06.05.2018, 18:24
Völlig entspannt hing er die kaputte Angel – leicht repariert – in das Hafenbecken, die Füße lässig über der Wasseroberfläche baumelnd. Auch seine lockere, nicht unbedingt aufwändige Kleidung ließ keinen Zweifel an diesem Bild. Die Promenade spiegelte sich leicht auf dem Wasser, doch es war ihm nicht möglich, genau zu erkennen, von wem die Stimmen in seinem Rücken kamen. Keine Gestalt, kein Gesicht. Zum Glück konnte es ihm ohnehin egal sein, denn ihn betraf die Suche nur recht wenig. Die Sucher jedenfalls machten sich vom Acker, um an anderer Stelle weiterzusuchen. Liam lauschte, wie sich die Stimmen im Getummel verloren, wartete allerdings noch einige Augenblicke, um wirklich sicher zu gehen. Auch, wenn er dem Fremden nichts schuldig war – wenn er ihm schon Hilfe anbat, dann doch auch, ohne ihn daraufhin doch in die Hände seiner Verfolger rennen zu lassen.

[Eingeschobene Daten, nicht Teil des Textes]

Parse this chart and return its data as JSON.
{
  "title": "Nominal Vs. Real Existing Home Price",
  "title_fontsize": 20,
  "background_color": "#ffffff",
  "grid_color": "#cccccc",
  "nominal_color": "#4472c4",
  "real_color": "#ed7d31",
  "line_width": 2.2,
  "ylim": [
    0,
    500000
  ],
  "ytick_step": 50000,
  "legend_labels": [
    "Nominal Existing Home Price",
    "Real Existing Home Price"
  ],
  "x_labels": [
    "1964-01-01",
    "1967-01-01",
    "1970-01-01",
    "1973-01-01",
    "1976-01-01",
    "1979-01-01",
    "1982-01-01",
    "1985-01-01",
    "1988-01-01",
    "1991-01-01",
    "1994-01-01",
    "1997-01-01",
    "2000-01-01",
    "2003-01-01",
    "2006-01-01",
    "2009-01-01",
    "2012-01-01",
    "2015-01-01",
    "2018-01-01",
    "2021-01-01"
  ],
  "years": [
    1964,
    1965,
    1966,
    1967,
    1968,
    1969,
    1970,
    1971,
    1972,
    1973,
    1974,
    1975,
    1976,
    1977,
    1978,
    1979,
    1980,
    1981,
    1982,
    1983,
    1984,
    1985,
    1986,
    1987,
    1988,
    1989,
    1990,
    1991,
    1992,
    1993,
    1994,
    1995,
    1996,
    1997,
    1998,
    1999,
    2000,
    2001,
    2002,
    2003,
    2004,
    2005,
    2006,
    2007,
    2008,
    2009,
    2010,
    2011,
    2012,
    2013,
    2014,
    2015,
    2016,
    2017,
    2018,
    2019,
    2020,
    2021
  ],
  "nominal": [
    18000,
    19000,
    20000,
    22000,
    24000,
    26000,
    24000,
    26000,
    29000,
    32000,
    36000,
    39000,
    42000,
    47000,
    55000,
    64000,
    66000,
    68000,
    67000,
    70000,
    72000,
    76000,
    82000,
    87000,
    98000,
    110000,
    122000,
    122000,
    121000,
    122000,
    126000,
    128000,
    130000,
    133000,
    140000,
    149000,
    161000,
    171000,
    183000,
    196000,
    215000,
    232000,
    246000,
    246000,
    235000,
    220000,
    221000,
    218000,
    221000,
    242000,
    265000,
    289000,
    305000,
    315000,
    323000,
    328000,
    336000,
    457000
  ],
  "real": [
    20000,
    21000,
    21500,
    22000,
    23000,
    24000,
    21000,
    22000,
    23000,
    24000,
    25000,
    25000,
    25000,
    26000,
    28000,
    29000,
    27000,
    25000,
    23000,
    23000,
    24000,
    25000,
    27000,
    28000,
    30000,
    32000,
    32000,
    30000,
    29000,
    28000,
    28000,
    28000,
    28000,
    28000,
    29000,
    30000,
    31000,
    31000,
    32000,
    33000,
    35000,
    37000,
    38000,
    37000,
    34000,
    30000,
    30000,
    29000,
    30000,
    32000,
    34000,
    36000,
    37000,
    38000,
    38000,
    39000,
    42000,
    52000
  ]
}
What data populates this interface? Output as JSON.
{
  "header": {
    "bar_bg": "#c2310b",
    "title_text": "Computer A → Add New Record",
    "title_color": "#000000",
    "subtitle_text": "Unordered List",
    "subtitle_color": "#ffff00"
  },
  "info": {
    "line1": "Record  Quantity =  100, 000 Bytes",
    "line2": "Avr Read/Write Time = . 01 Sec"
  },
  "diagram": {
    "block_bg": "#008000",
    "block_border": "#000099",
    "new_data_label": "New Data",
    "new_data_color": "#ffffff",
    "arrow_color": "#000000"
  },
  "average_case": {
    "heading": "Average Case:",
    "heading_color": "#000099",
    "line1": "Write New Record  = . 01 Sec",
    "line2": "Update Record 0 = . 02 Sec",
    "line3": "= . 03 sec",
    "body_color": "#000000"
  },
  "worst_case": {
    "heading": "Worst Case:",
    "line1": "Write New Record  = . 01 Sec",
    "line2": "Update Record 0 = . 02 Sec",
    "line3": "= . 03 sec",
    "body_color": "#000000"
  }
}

„Hast ganz schön Dreck am Stecken, mh?“, fragte er schließlich an den Tauhaufen hinter sich gewandt mit einem hörbaren Schmunzeln auf den Lippen.

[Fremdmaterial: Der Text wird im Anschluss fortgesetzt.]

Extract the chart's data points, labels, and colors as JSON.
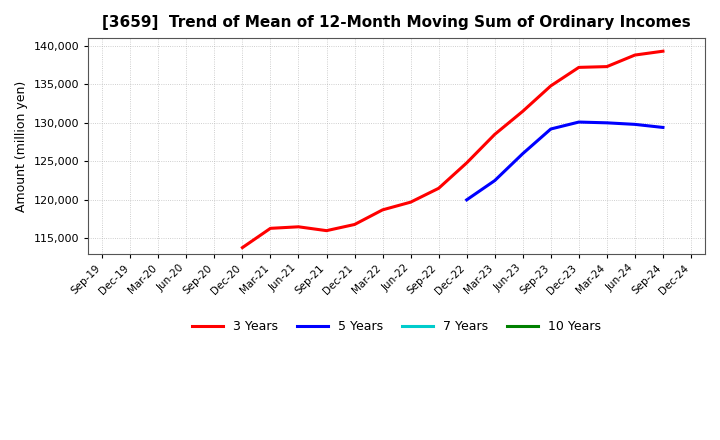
{
  "title": "[3659]  Trend of Mean of 12-Month Moving Sum of Ordinary Incomes",
  "ylabel": "Amount (million yen)",
  "ylim": [
    113000,
    141000
  ],
  "yticks": [
    115000,
    120000,
    125000,
    130000,
    135000,
    140000
  ],
  "background_color": "#ffffff",
  "grid_color": "#b0b0b0",
  "series": {
    "3years": {
      "color": "#ff0000",
      "label": "3 Years",
      "x_indices": [
        5,
        6,
        7,
        8,
        9,
        10,
        11,
        12,
        13,
        14,
        15,
        16,
        17,
        18,
        19,
        20
      ],
      "values": [
        113800,
        116300,
        116500,
        116000,
        116800,
        118700,
        119700,
        121500,
        124800,
        128500,
        131500,
        134800,
        137200,
        137300,
        138800,
        139300
      ]
    },
    "5years": {
      "color": "#0000ff",
      "label": "5 Years",
      "x_indices": [
        13,
        14,
        15,
        16,
        17,
        18,
        19,
        20
      ],
      "values": [
        120000,
        122500,
        126000,
        129200,
        130100,
        130000,
        129800,
        129400
      ]
    },
    "7years": {
      "color": "#00cccc",
      "label": "7 Years",
      "x_indices": [],
      "values": []
    },
    "10years": {
      "color": "#008000",
      "label": "10 Years",
      "x_indices": [],
      "values": []
    }
  },
  "xtick_labels": [
    "Sep-19",
    "Dec-19",
    "Mar-20",
    "Jun-20",
    "Sep-20",
    "Dec-20",
    "Mar-21",
    "Jun-21",
    "Sep-21",
    "Dec-21",
    "Mar-22",
    "Jun-22",
    "Sep-22",
    "Dec-22",
    "Mar-23",
    "Jun-23",
    "Sep-23",
    "Dec-23",
    "Mar-24",
    "Jun-24",
    "Sep-24",
    "Dec-24"
  ],
  "legend_labels": [
    "3 Years",
    "5 Years",
    "7 Years",
    "10 Years"
  ],
  "legend_colors": [
    "#ff0000",
    "#0000ff",
    "#00cccc",
    "#008000"
  ]
}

Was genau der Mann verbrochen hatte, interessierte ihn herzlich wenig. Liam lebte in den Tag und wer ihm freundlich gesinnt war, dem war er auch freundlich gegenüber. Ganz gleich, welche Geschichte hinter ihm lag. Er war ein Mensch des Augenblicks, der nichts und niemandem besonders lange nachhing.

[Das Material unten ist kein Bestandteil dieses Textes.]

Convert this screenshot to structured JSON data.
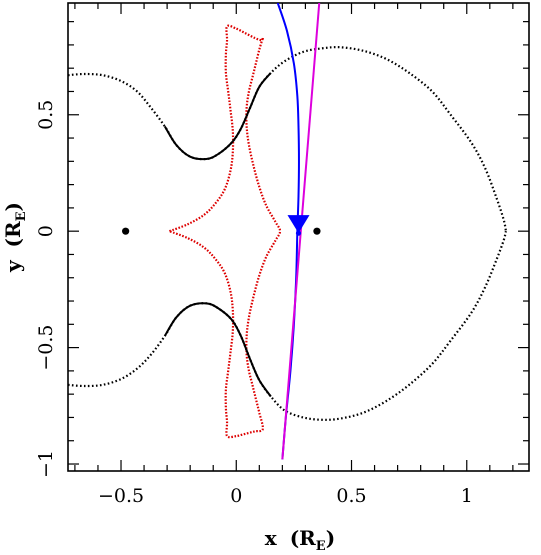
{
  "chart_data": {
    "type": "scatter",
    "xlabel": {
      "var": "x",
      "open": "(R",
      "sub": "E",
      "close": ")"
    },
    "ylabel": {
      "var": "y",
      "open": "(R",
      "sub": "E",
      "close": ")"
    },
    "xlim": [
      -0.73,
      1.27
    ],
    "ylim": [
      -1.03,
      0.98
    ],
    "xticks": [
      {
        "v": -0.5,
        "label": "−0.5"
      },
      {
        "v": 0,
        "label": "0"
      },
      {
        "v": 0.5,
        "label": "0.5"
      },
      {
        "v": 1,
        "label": "1"
      }
    ],
    "yticks": [
      {
        "v": -1,
        "label": "−1"
      },
      {
        "v": -0.5,
        "label": "−0.5"
      },
      {
        "v": 0,
        "label": "0"
      },
      {
        "v": 0.5,
        "label": "0.5"
      }
    ],
    "lenses": [
      {
        "x": -0.48,
        "y": 0.0
      },
      {
        "x": 0.35,
        "y": 0.0
      }
    ],
    "source_marker": {
      "x": 0.27,
      "y": 0.0,
      "color": "#0000ff"
    },
    "colors": {
      "caustic": "#dd0000",
      "critical": "#000000",
      "trajectory": "#0000ff",
      "trajectory_alt": "#dd00dd"
    },
    "series": [
      {
        "kind": "caustic",
        "points": [
          [
            -0.29,
            0.0
          ],
          [
            -0.21,
            0.03
          ],
          [
            -0.14,
            0.07
          ],
          [
            -0.09,
            0.12
          ],
          [
            -0.05,
            0.18
          ],
          [
            -0.025,
            0.26
          ],
          [
            -0.015,
            0.34
          ],
          [
            -0.015,
            0.43
          ],
          [
            -0.025,
            0.52
          ],
          [
            -0.035,
            0.6
          ],
          [
            -0.045,
            0.68
          ],
          [
            -0.045,
            0.76
          ],
          [
            -0.04,
            0.82
          ],
          [
            -0.04,
            0.88
          ],
          [
            0.0,
            0.87
          ],
          [
            0.04,
            0.85
          ],
          [
            0.08,
            0.83
          ],
          [
            0.11,
            0.82
          ],
          [
            0.115,
            0.83
          ],
          [
            0.1,
            0.78
          ],
          [
            0.085,
            0.72
          ],
          [
            0.07,
            0.66
          ],
          [
            0.055,
            0.6
          ],
          [
            0.045,
            0.53
          ],
          [
            0.045,
            0.45
          ],
          [
            0.055,
            0.37
          ],
          [
            0.075,
            0.28
          ],
          [
            0.1,
            0.19
          ],
          [
            0.13,
            0.11
          ],
          [
            0.17,
            0.04
          ],
          [
            0.19,
            0.0
          ],
          [
            0.17,
            -0.04
          ],
          [
            0.13,
            -0.11
          ],
          [
            0.1,
            -0.19
          ],
          [
            0.075,
            -0.28
          ],
          [
            0.055,
            -0.37
          ],
          [
            0.045,
            -0.45
          ],
          [
            0.045,
            -0.53
          ],
          [
            0.055,
            -0.6
          ],
          [
            0.07,
            -0.66
          ],
          [
            0.085,
            -0.72
          ],
          [
            0.1,
            -0.78
          ],
          [
            0.115,
            -0.85
          ],
          [
            0.08,
            -0.86
          ],
          [
            0.04,
            -0.87
          ],
          [
            0.0,
            -0.88
          ],
          [
            -0.04,
            -0.88
          ],
          [
            -0.04,
            -0.82
          ],
          [
            -0.045,
            -0.76
          ],
          [
            -0.045,
            -0.68
          ],
          [
            -0.035,
            -0.6
          ],
          [
            -0.025,
            -0.52
          ],
          [
            -0.015,
            -0.43
          ],
          [
            -0.015,
            -0.34
          ],
          [
            -0.025,
            -0.26
          ],
          [
            -0.05,
            -0.18
          ],
          [
            -0.09,
            -0.12
          ],
          [
            -0.14,
            -0.07
          ],
          [
            -0.21,
            -0.03
          ],
          [
            -0.29,
            0.0
          ]
        ]
      },
      {
        "kind": "critical-upper",
        "points": [
          [
            -0.73,
            0.67
          ],
          [
            -0.66,
            0.675
          ],
          [
            -0.58,
            0.67
          ],
          [
            -0.5,
            0.645
          ],
          [
            -0.43,
            0.6
          ],
          [
            -0.37,
            0.53
          ],
          [
            -0.31,
            0.45
          ],
          [
            -0.26,
            0.37
          ],
          [
            -0.2,
            0.32
          ],
          [
            -0.13,
            0.31
          ],
          [
            -0.08,
            0.33
          ],
          [
            -0.02,
            0.38
          ],
          [
            0.02,
            0.44
          ],
          [
            0.06,
            0.53
          ],
          [
            0.1,
            0.62
          ],
          [
            0.15,
            0.68
          ],
          [
            0.21,
            0.73
          ],
          [
            0.29,
            0.77
          ],
          [
            0.37,
            0.785
          ],
          [
            0.45,
            0.79
          ],
          [
            0.55,
            0.775
          ],
          [
            0.65,
            0.74
          ],
          [
            0.75,
            0.68
          ],
          [
            0.85,
            0.6
          ],
          [
            0.93,
            0.5
          ],
          [
            1.02,
            0.38
          ],
          [
            1.08,
            0.27
          ],
          [
            1.13,
            0.14
          ],
          [
            1.16,
            0.05
          ],
          [
            1.17,
            0.0
          ]
        ]
      },
      {
        "kind": "critical-lower",
        "points": [
          [
            -0.73,
            -0.66
          ],
          [
            -0.66,
            -0.665
          ],
          [
            -0.58,
            -0.66
          ],
          [
            -0.5,
            -0.635
          ],
          [
            -0.43,
            -0.59
          ],
          [
            -0.37,
            -0.53
          ],
          [
            -0.31,
            -0.45
          ],
          [
            -0.26,
            -0.37
          ],
          [
            -0.2,
            -0.32
          ],
          [
            -0.13,
            -0.31
          ],
          [
            -0.08,
            -0.33
          ],
          [
            -0.02,
            -0.38
          ],
          [
            0.02,
            -0.45
          ],
          [
            0.06,
            -0.55
          ],
          [
            0.1,
            -0.64
          ],
          [
            0.15,
            -0.71
          ],
          [
            0.21,
            -0.77
          ],
          [
            0.29,
            -0.8
          ],
          [
            0.37,
            -0.81
          ],
          [
            0.45,
            -0.805
          ],
          [
            0.55,
            -0.78
          ],
          [
            0.65,
            -0.73
          ],
          [
            0.75,
            -0.66
          ],
          [
            0.85,
            -0.57
          ],
          [
            0.93,
            -0.47
          ],
          [
            1.02,
            -0.35
          ],
          [
            1.08,
            -0.24
          ],
          [
            1.13,
            -0.12
          ],
          [
            1.16,
            -0.04
          ],
          [
            1.17,
            0.0
          ]
        ]
      },
      {
        "kind": "trajectory-blue",
        "points": [
          [
            0.18,
            0.98
          ],
          [
            0.22,
            0.86
          ],
          [
            0.25,
            0.72
          ],
          [
            0.265,
            0.58
          ],
          [
            0.27,
            0.45
          ],
          [
            0.272,
            0.3
          ],
          [
            0.27,
            0.15
          ],
          [
            0.265,
            0.0
          ],
          [
            0.26,
            -0.2
          ],
          [
            0.25,
            -0.4
          ],
          [
            0.235,
            -0.6
          ],
          [
            0.215,
            -0.8
          ],
          [
            0.2,
            -0.98
          ]
        ]
      },
      {
        "kind": "trajectory-magenta",
        "points": [
          [
            0.36,
            0.98
          ],
          [
            0.2,
            -0.98
          ]
        ]
      }
    ]
  }
}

„Du solltest die nächsten Tage vielleicht etwas vorsichtiger sein, wenn du dich hier aufhältst. Wer weiß, wie wichtig ihnen dein Kopf ist.“
Kopfgeld vielleicht? Liam spähte über die Schulter, um dem Mann dabei zuzusehen, wie er sich aus seinem Versteck puhlte. Bekannt kam er ihm nicht wirklich vor, allerdings beschäftigte sich der Lockenkopf auch eher selten mit den Fahndungsfotos, die man überall an die Wände pinnte. Das war ein Handwerk, das ihn nicht sonderlich interessierte.